ProviderExample Models
openaigpt-4o-mini-2024-07-18 (cost-effective), gpt-4o-2024-08-06 (best quality)
googlegemini-2.5-flash (fastest), gemini-1.5-flash-001
anthropicclaude-3-5-haiku-20241022 (fast), claude-3-5-sonnet-20241022 (best reasoning)

Configuration Examples

{
  "feature_extractor": {
    "feature_extractor_name": "text_extractor",
    "version": "v1",
    "input_mappings": {
      "text": "payload.description"
    },
    "field_passthrough": [
      { "source_path": "metadata.product_id" }
    ],
    "parameters": {}
  }
}

Performance & Costs

MetricValue
Embedding latency~5ms per document (batched: ~2ms/doc)
Query latency5-10ms for top-100 results
CostFree (self-hosted E5-Large)
GPU requiredNo (but 5-10x faster with GPU)
Memory~4GB per 1M documents
Index build~1 hour per 10M documents
LLM extraction adds cost and latency based on provider pricing. Only use when structured extraction is needed.

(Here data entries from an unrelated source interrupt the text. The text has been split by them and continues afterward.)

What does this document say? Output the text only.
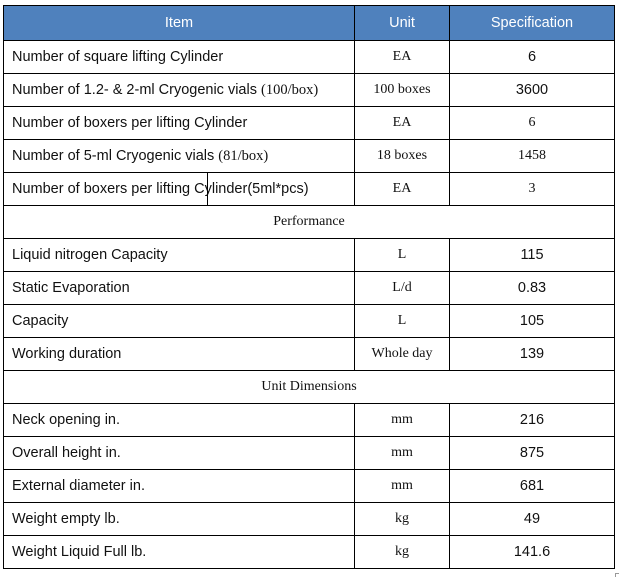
Item	Unit	Specification
Number of square lifting Cylinder	EA	6
Number of 1.2- & 2-ml Cryogenic vials (100/box)	100 boxes	3600
Number of boxers per lifting Cylinder	EA	6
Number of 5-ml Cryogenic vials (81/box)	18 boxes	1458
Number of boxers per lifting Cylinder(5ml*pcs)	EA	3
Performance		
Liquid nitrogen Capacity	L	115
Static Evaporation	L/d	0.83
Capacity	L	105
Working duration	Whole day	139
Unit Dimensions		
Neck opening in.	mm	216
Overall height in.	mm	875
External diameter in.	mm	681
Weight empty lb.	kg	49
Weight Liquid Full lb.	kg	141.6
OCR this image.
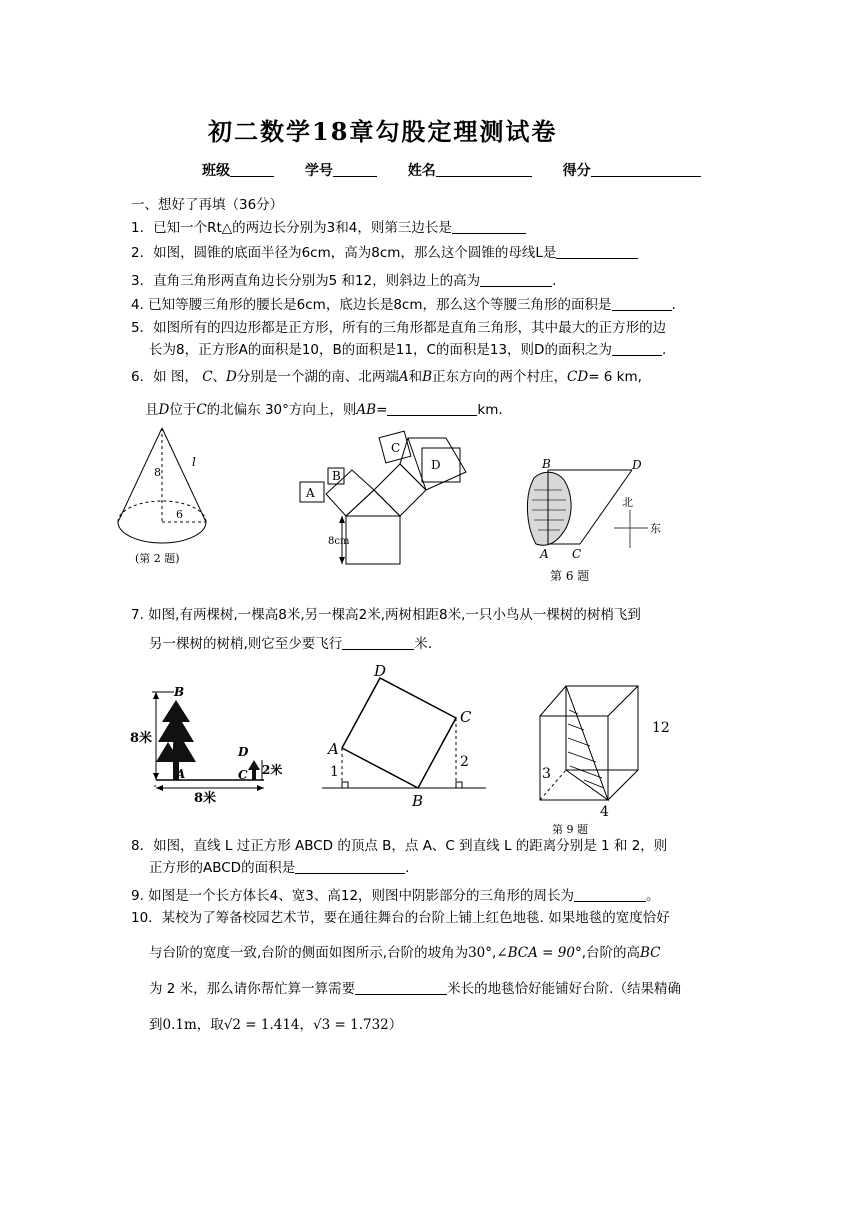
初二数学18章勾股定理测试卷
班级	学号	姓名	得分
一、想好了再填（36分）
1．已知一个Rt△的两边长分别为3和4，则第三边长是
2．如图，圆锥的底面半径为6cm，高为8cm，那么这个圆锥的母线L是
3．直角三角形两直角边长分别为5 和12，则斜边上的高为	.
4. 已知等腰三角形的腰长是6cm，底边长是8cm，那么这个等腰三角形的面积是	.
5．如图所有的四边形都是正方形，所有的三角形都是直角三角形，其中最大的正方形的边
长为8，正方形A的面积是10，B的面积是11，C的面积是13，则D的面积之为	.
6．如 图， C、D分别是一个湖的南、北两端A和B正东方向的两个村庄，CD= 6 km,
且D位于C的北偏东 30°方向上，则AB=	km.
8
l
6
(第 2 题)
A
B
C
D
8cm
B	D
A C
北
东
第 6 题
7. 如图,有两棵树,一棵高8米,另一棵高2米,两树相距8米,一只小鸟从一棵树的树梢飞到
另一棵树的树梢,则它至少要飞行	米.
B
8米
A
D
C 2米
8米
D
A
C
B
1
2
12
3
4
第 9 题
8．如图，直线 L 过正方形 ABCD 的顶点 B，点 A、C 到直线 L 的距离分别是 1 和 2，则
正方形的ABCD的面积是	.
9. 如图是一个长方体长4、宽3、高12，则图中阴影部分的三角形的周长为	。
10．某校为了筹备校园艺术节，要在通往舞台的台阶上铺上红色地毯. 如果地毯的宽度恰好
与台阶的宽度一致,台阶的侧面如图所示,台阶的坡角为30°,∠BCA = 90°,台阶的高BC
为 2 米，那么请你帮忙算一算需要	米长的地毯恰好能铺好台阶.（结果精确
到0.1m，取√2 = 1.414，√3 = 1.732）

Comparison with Other Text Extractors

Featuretext_extractorcolbert_extractorsplade_extractor
Accuracy (BEIR avg)88%92%90%
Speed (per doc)5ms15ms10ms
Storage per doc4KB500KB (125x more)20KB (5x more)
Query Latency< 10ms50-100ms20-30ms
Best ForGeneral searchPrecisionHybrid
Storage Cost (1M docs)$0.40$50$2
Multi-languageExcellentGoodGood
Exact MatchingPoorExcellentExcellent
Semantic MatchingExcellentExcellentGood

Vector Index

PropertyValue
Index nametext_extractor_v1_embedding
Dimensions1024
TypeDense
Distance metricCosine
Datatypefloat32
Inference modelmultilingual_e5_large_instruct_v1
NormalizationL2 normalized

Limitations

  • Token limit: 512 tokens (~400 words). Longer text is automatically truncated.
  • Exact phrases: Cannot reliably match exact phrases or technical terms.
  • Domain jargon: Struggles with very domain-specific jargon or acronyms.
  • Terminology variance: May miss documents that use different terminology for the same concept.
  • Short texts: Less effective for very short texts (1-5 words) where lexical matching is sufficient.
  • Keyword-heavy queries: Less effective for queries like “iPhone 15 Pro Max 256GB”.